Ancak sağlık konusu, hastahaneler eksik, yeterince tıbbi malzeme, teknolojik aletler o denli yok. Doktorlar çok az. Yurt dışında yüzlerce, binlerce Kürd doktorlarımız var ki bunlar ülkelerine gidemiyor. Para ve servet bunlar için daha önemli. Kısacası eksiklikler var, ama o eksiklileri gidermeye de büyük gayret var; bunu inkâr etmeyelim ve o özgür parçayı gözümüzün nuru gibi koruyalım. Yanlış ve eksikliklerini kardeşçe eleştirelim, ama düşmanca değil. Hele PKK ve Goran harekatının yaptıkları hiç hoş değil.
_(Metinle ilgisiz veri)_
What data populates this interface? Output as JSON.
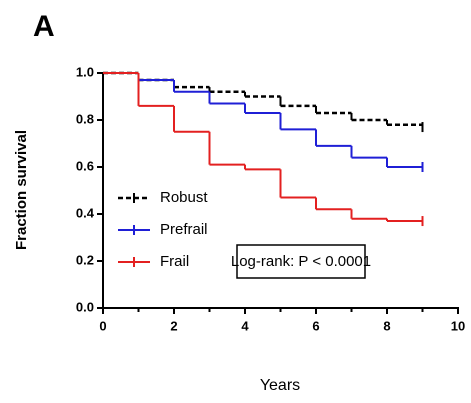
{
  "chart_data": {
    "type": "step",
    "panel_label": "A",
    "x_label": "Years",
    "y_label": "Fraction survival",
    "annotation": "Log-rank: P < 0.0001",
    "x": [
      0,
      1,
      2,
      3,
      4,
      5,
      6,
      7,
      8,
      9
    ],
    "series": [
      {
        "name": "Robust",
        "color": "#000000",
        "dash": true,
        "values": [
          1.0,
          0.97,
          0.94,
          0.92,
          0.9,
          0.86,
          0.83,
          0.8,
          0.78,
          0.77
        ]
      },
      {
        "name": "Prefrail",
        "color": "#1f1fd6",
        "dash": false,
        "values": [
          1.0,
          0.97,
          0.92,
          0.87,
          0.83,
          0.76,
          0.69,
          0.64,
          0.6,
          0.6
        ]
      },
      {
        "name": "Frail",
        "color": "#e32020",
        "dash": false,
        "values": [
          1.0,
          0.86,
          0.75,
          0.61,
          0.59,
          0.47,
          0.42,
          0.38,
          0.37,
          0.37
        ]
      }
    ],
    "xlim": [
      0,
      10
    ],
    "xticks": [
      0,
      2,
      4,
      6,
      8,
      10
    ],
    "xminor_ticks": [
      1,
      3,
      5,
      7,
      9
    ],
    "ylim": [
      0,
      1
    ],
    "yticks": [
      {
        "value": 0,
        "label": "0.0"
      },
      0.2,
      0.4,
      0.6,
      0.8,
      {
        "value": 1,
        "label": "1.0"
      }
    ]
  }
}
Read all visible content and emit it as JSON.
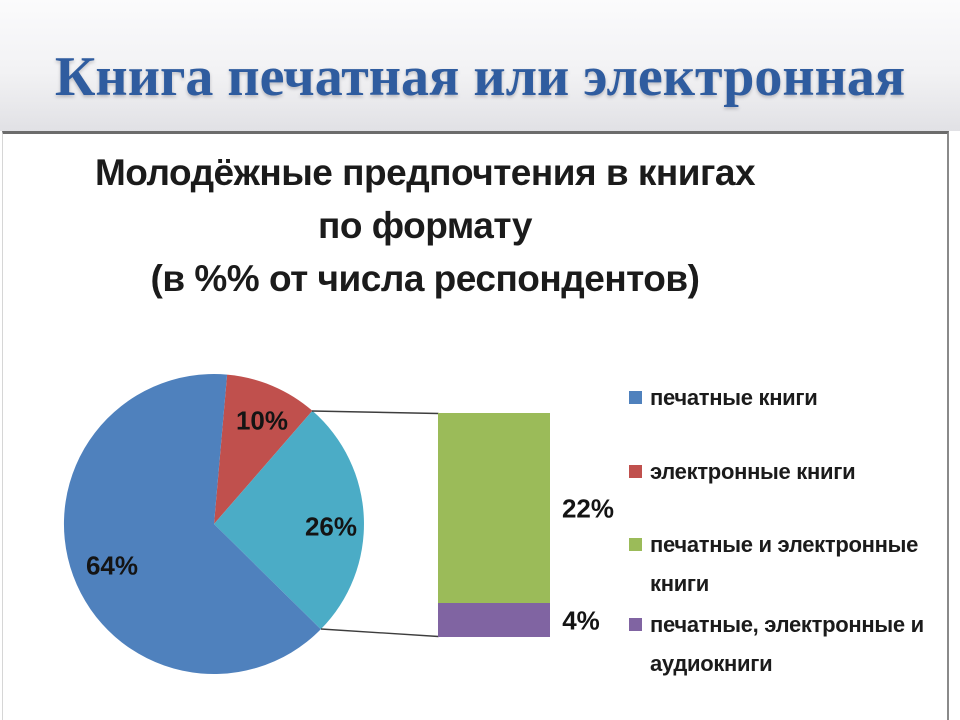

Kusura bakmasınlar, ben bu iki harekati Kürd Özgürlük ve Bağımsızlığı önünde en büyük engel olarak görüyorum. Dilerim yanılayım.
Sevgili okuyucu Kürd kardeşlerim, böylesine bir endişe ve diğer içten bir dilekle Özgür Kürdistan izlenimlerimi Dıhok’ta okuduğum ve “Meleyê Ciziri’den ilham aldım” dediğim Kürdçe şiirimle yazıya son vermek istiyorum. Bu şiiri Mahmut Alınak çok beğenmiş ve “Muhteşem” demişti.
Bakalım siz ne diyeceksiniz.
Dil Ji Min Bir, Dil Ji Min Bir
Bejn tenikê, pişt ziravê
Dil ji min bir, dil ji min bir
Keça bedew mal xirabê
Dil ji min bir, dil ji min bir
Birû qeytan, bijeng tîr e
Sîng sîsik e, berf û şîr e
Tilî pênûs, çêq şimşîr e
Dil ji min bir, dil ji min bir
Por zerikê, berx karikê
Kewa gozel, çûk varikê
Lêv sorikê, zar xweşikê
Dil ji min bir, dil ji min bir
Çavên şîn û bejna narîn
Gerdan kubar, sîs wek karîn
Didan zîzê, mircan, morîn
Dil ji min bir, dil ji min bir
Hûrî meleka bihiştê
Çûm rûniştim li teniştê
Navik pas bû li tev piştê
Dil ji min bir, dil ji min bir
Gepên sorik wek hinar bûn
Çavan seyr kir dîn û har bûn
Memik bişku, tev li der bûn
Dil ji min bir, dil ji min bir
Min got “Keçê malşewatê
Dûr va hatim Rojhilatê
Darlîng Harba vê dawetê
Te’j min dil bir, te’j min dil bir
Bide maçek ez dil şakim
Govend bigrim destmal bakim
Bawer bike henek nakim
Te’j min dil bir, Te’j min dil bir
Riza me ez dil ciwan e
Te dixwaze maç û ken e
Keçê bide ev derman e
Te’j min dil bir, te’j min dil bir”.
12-10-2002 “Nâzım’a Mektup” iki dilden yazılmış şiir kitabımda.
Bu şiirimi Sydney Darling Harba, yani sevgililer limanı adlı bir yerde yazdım. Arkadaşım Dep’e -Karakoçan- bağlı Qelesqelan köyünden Mehmet Çelik hemşerim bana “Kek Rıza sen niçin aşk şiiri yazmıyorsun, her zaman Kürdistan, Kürdistan, welat, welat diyorsun, bir aşk şiiri yazmıyorsun, sen aşka inanmıyor musun?” deyince -Onun orada lokantası vardı- bende orada böylesine hayalı bu şiiri yazdım. Dilerim beğenirsiniz Dıhok’daki kardeşlerimiz gibi. Bütün okuyuculara selamlar, sevgiler, saygılar diyorum.